On Tue, Apr 24, 2012 at 09:08:36AM +0100, Simon Riggs wrote:
> On Sat, Apr 21, 2012 at 5:52 PM, Noah Misch <noah@leadboat.com> wrote:
> > The fix is to compare the stored XID to RecentGlobalXmin, not RecentXmin. ?We
> > already use RecentGlobalXmin when wal_level = hot_standby. ?If no running
> > transaction has an XID and all running transactions began since the last
> > transaction that did bear an XID, RecentGlobalXmin == ReadNewTransactionId().
> > Therefore, the correct test is btpo.xact < RecentGlobalXmin, not btpo.xact <=
> > RecentGlobalXmin as we have today. ?This also cleanly removes the need for the
> > bit of code in _bt_getbuf() that decrements btpo.xact before sending it down
> > for ResolveRecoveryConflictWithSnapshot(). ?I suggested[2] that decrement on
> > an unprincipled basis; it was just masking the off-by-one of using "<=
> > RecentGlobalXmin" instead of "< RecentGlobalXmin" in _bt_page_recyclable().
>
> Looks like the right fix. I'll apply this to 9.0/9.1/HEAD.
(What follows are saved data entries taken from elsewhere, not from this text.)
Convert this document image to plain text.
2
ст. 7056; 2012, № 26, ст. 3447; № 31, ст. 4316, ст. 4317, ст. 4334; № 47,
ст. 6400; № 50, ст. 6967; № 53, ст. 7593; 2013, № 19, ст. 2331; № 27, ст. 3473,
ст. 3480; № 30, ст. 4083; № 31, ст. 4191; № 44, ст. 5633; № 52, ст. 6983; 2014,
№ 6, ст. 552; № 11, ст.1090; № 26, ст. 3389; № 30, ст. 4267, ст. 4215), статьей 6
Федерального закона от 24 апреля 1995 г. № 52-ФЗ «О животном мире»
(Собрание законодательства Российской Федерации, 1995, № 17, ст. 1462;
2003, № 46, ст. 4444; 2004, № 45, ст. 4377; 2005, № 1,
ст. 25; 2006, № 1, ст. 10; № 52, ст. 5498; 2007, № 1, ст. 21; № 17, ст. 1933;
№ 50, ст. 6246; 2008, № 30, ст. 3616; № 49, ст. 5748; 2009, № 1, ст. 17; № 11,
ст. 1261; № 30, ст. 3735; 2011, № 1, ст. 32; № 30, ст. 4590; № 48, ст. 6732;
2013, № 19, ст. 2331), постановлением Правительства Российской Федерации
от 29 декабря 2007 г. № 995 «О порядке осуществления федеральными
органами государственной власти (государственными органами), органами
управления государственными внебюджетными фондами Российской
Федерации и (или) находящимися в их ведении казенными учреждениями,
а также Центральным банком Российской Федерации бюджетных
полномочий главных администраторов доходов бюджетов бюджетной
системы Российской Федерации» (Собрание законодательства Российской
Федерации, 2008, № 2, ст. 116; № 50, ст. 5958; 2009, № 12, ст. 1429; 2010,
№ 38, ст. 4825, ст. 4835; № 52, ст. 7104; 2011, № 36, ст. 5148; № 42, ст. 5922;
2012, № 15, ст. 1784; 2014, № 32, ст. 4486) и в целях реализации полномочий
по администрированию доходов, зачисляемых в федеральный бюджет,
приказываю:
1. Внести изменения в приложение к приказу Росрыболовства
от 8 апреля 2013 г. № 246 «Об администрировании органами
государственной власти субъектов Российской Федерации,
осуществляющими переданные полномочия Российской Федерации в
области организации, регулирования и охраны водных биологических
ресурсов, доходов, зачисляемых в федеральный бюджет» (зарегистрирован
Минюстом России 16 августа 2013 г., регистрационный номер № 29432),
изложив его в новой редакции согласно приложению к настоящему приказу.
Thanks. 8.3 and 8.4 need it, too, albeit simplified due to some of the
affected code not existing yet.
> > This change makes empty B-tree pages wait through two generations of running
> > transactions before reuse, so some additional bloat will arise.
>
> Could arise, in some circumstances. But that assumes VACUUMs are
> fairly frequent and that they would be delayed/rendered less effective
> by this, which I don't think will be the case.
>
> I note that we don't take any account of the number of pages that may
> be reused when we VACUUM, so when HOT avoids a VACUUM we may
> accumulate pages for a longer period. Looks like there is more work to
> be done yet in cleaning indexes.
Agreed. Taking one VACUUM visit to mark the page BTP_DELETED and another to
add it to the FSM is fairly pessimistic; perhaps we can do better.
nm